# Deliver Us



## AtlasV

Pretty self-explanatory! I'm thinking of getting the phrase tattooed on my arm, but haven't decided yet. So, how would you write "Deliver Us" in Hebrew? 

Also, if you know of any good looking, and free Hebrew font, that would be nice!


Thank you for taking your time to read this!


----------



## Clara_

Hi and welcome,

what meaning do you have in mind?
If you wish to say "Deliver us" in a religious (saviour) way, you could use *הושיעה נא*.

Let's wait for the answers of native Hebrew speakers to see if they have other suggestions.
Here you can find different kinds of Hebrew fonts, many of them are free. There are numerous websites with other fonts as well. It depends on what kind of font you're looking for.


----------



## arielipi

i tend to think it is from Christianity? in that case[even if not] please explain the meaning....deliver us lit. is like send us...i wonder if thats what you want.
so explain yourself!
and have a good day


----------



## AtlasV

Hi! Thanks for your answers! 

I was listening to the soundtrack to  "The Prince of Egypt" and found this particular song  titled "Deliver Us" inspiring. I guess if you want the background to it, you'll have to YouTube "Deliver Us - Prince of Egypt", since I'm not allowed to post links.

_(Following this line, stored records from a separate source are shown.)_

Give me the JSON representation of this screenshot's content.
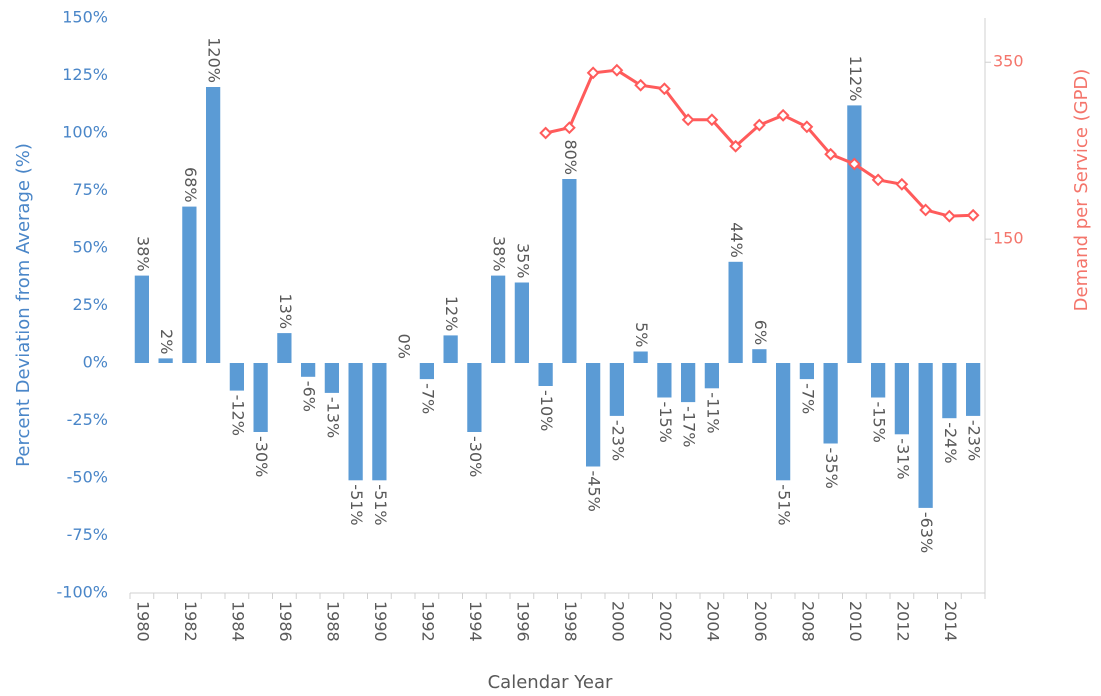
{
  "chart_data": {
    "type": "bar",
    "xlabel": "Calendar Year",
    "ylabel": "Percent Deviation from Average (%)",
    "y2label": "Demand per Service (GPD)",
    "categories": [
      "1980",
      null,
      "1982",
      null,
      "1984",
      null,
      "1986",
      null,
      "1988",
      null,
      "1990",
      null,
      "1992",
      null,
      "1994",
      null,
      "1996",
      null,
      "1998",
      null,
      "2000",
      null,
      "2002",
      null,
      "2004",
      null,
      "2006",
      null,
      "2008",
      null,
      "2010",
      null,
      "2012",
      null,
      "2014",
      null
    ],
    "series": [
      {
        "type": "bar",
        "color": "#5b9bd5",
        "values": [
          38,
          2,
          68,
          120,
          -12,
          -30,
          13,
          -6,
          -13,
          -51,
          -51,
          0,
          -7,
          12,
          -30,
          38,
          35,
          -10,
          80,
          -45,
          -23,
          5,
          -15,
          -17,
          -11,
          44,
          6,
          -51,
          -7,
          -35,
          112,
          -15,
          -31,
          -63,
          -24,
          -23
        ],
        "value_labels": [
          "38%",
          "2%",
          "68%",
          "120%",
          "-12%",
          "-30%",
          "13%",
          "-6%",
          "-13%",
          "-51%",
          "-51%",
          "0%",
          "-7%",
          "12%",
          "-30%",
          "38%",
          "35%",
          "-10%",
          "80%",
          "-45%",
          "-23%",
          "5%",
          "-15%",
          "-17%",
          "-11%",
          "44%",
          "6%",
          "-51%",
          "-7%",
          "-35%",
          "112%",
          "-15%",
          "-31%",
          "-63%",
          "-24%",
          "-23%"
        ]
      },
      {
        "type": "line",
        "axis": "y2",
        "color": "#ff5b5b",
        "values": [
          null,
          null,
          null,
          null,
          null,
          null,
          null,
          null,
          null,
          null,
          null,
          null,
          null,
          null,
          null,
          null,
          null,
          270,
          276,
          338,
          341,
          324,
          320,
          285,
          285,
          255,
          279,
          290,
          277,
          246,
          235,
          217,
          212,
          183,
          176,
          177
        ]
      }
    ],
    "ylim": [
      -100,
      150
    ],
    "yticks": [
      {
        "value": -100,
        "label": "-100%"
      },
      {
        "value": -75,
        "label": "-75%"
      },
      {
        "value": -50,
        "label": "-50%"
      },
      {
        "value": -25,
        "label": "-25%"
      },
      {
        "value": 0,
        "label": "0%"
      },
      {
        "value": 25,
        "label": "25%"
      },
      {
        "value": 50,
        "label": "50%"
      },
      {
        "value": 75,
        "label": "75%"
      },
      {
        "value": 100,
        "label": "100%"
      },
      {
        "value": 125,
        "label": "125%"
      },
      {
        "value": 150,
        "label": "150%"
      }
    ],
    "y2lim": [
      -250,
      400
    ],
    "y2ticks": [
      150,
      350
    ],
    "grid": false
  }
}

So, Clara_, does your answer still stand?


Thank you, both!


----------



## arielipi

yes...hoshi'a na is the right translation.
though its old,but it best fits your request.


----------



## AtlasV

Great! Could you please write it in Hebrew for me so I can see what it looks like, and possibly have a tattoo of it?

Thank you!


----------



## origumi

In the Bible you can find also הושיעה לי and הושיעני. In the verses quoted in the Prince of Egypt it's ויהי לי לישועה. All mean practically the same.


----------



## arielipi

הושיעה לי
is [save me] deliver me
זה בעצם השיר ששרו על שפת הים אוריגמי?
ויהי לי לישועה
vayhi li lieshu'a
lie = somewhere between liy and ley
means [and it [though here it is actually he=god] will be (of) ] redeem to me - deliver me
הושיעני
hoshi'eni - deliver me... in hebrew you can combine verb and body type [ i,we,he,she etc]

so if you want the hebrew phrase that is there and supposed to be there... take origoumi call. if you want the song version... its
הושיעה נא


----------



## AtlasV

Thank you guys! You are awesome!


----------



## Egmont

origumi said:


> In the Bible you can find also הושיעה לי and *הושיעני*. In the verses quoted in the Prince of Egypt it's ויהי לי לישועה. All mean practically the same.

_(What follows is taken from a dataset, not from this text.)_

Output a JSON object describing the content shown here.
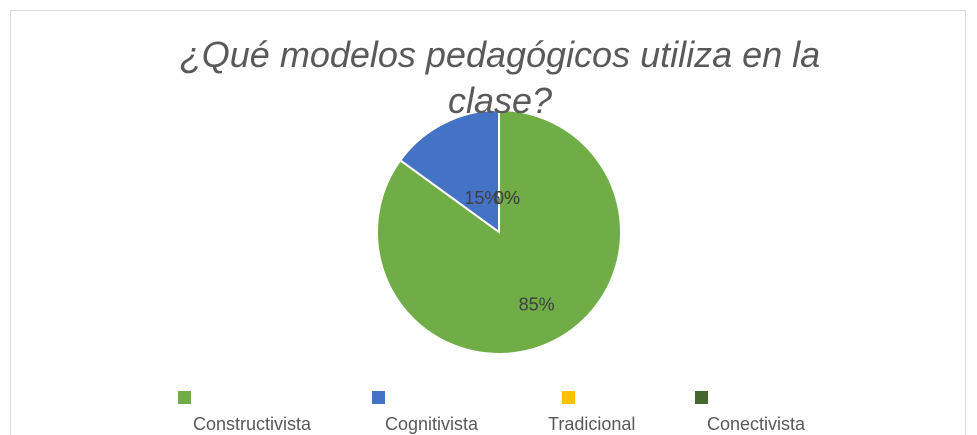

הושיעני means "deliver (or save) me." If you want to change it to mean "deliver us," it would become הושיענו (ho-shee-AY-noo).


----------



## arielipi

that is when the verb and body-type are combined... when separated its as what is already written above


----------



## AtlasV

One more thing. How would you write this?

_Help me now
This dark hour
Deliver me_


----------



## origumi

Could be:

עזרני עתה
בצרה וצוקה
הושיעני

---

My previous comment (above) was in singular while the question in plural - I thank those who corrected.


----------



## rosemarino

arielipi said:


> in hebrew you can combine verb and body type [ i,we,he,she etc]



Just for the record:  I think arielipi means "personal pronoun," rather than "body type" above. גוף  can be translated as "body," but not when its meaning is the grammatical term "person" or "pronoun."  For example גוף ראשון is "first person." The pronouns attached to verbs are called "personal pronoun endings."
What is this in Hebrew?

"Body type" in English means the type of body one has, such as fat, thin, short, tall.  Not sure how you say this in Hebrew, maybe סוג גוף???


----------



## hebrewman

for the "body type" we say :מבנה גוף

לדוגמא: מבנה גוף שמן


----------



## arielipi

you are correct X2 rosemarino! thanks for the information. i dont know the terms in english so i simply put an explanation of it in brackets

origumi tends to translate in a biblical stylization


----------